De rechtbank had het beroep van de appellant tegen het bestreden besluit niet-ontvankelijk verklaard, omdat het digitale beroepschrift te laat was ingediend. De beroepstermijn eindigde op 4 november 2011, maar het beroepschrift was gedateerd op 7 november 2011. De rechtbank oordeelde dat deze late indiening niet verontschuldigbaar was. In hoger beroep voerde de appellant aan dat de termijn op 5 november 2011 eindigde, waardoor de indiening op 7 november 2011 tijdig zou zijn. De Raad oordeelde echter dat de rechtbank terecht had geoordeeld dat het beroep niet-ontvankelijk was, en bevestigde de eerdere uitspraak.

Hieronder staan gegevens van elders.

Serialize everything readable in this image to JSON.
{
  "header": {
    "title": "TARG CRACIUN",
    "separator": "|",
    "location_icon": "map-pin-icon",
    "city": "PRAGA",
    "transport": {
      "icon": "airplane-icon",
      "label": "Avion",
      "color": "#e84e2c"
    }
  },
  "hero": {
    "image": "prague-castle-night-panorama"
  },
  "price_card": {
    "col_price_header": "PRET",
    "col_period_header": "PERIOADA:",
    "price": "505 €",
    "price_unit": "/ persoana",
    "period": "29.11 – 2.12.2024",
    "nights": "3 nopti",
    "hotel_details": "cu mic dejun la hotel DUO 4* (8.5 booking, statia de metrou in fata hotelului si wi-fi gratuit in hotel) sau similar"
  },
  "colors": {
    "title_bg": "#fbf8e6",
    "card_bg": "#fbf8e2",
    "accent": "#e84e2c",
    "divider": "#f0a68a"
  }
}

De Raad kwam tot de conclusie dat de appellant geen feiten of omstandigheden had aangedragen die de termijnoverschrijding als verschoonbaar konden aanmerken. De uitspraak van de rechtbank werd bevestigd, en er werd geen aanleiding gezien voor een veroordeling in de proceskosten. De uitspraak werd openbaar gedaan op 17 januari 2014.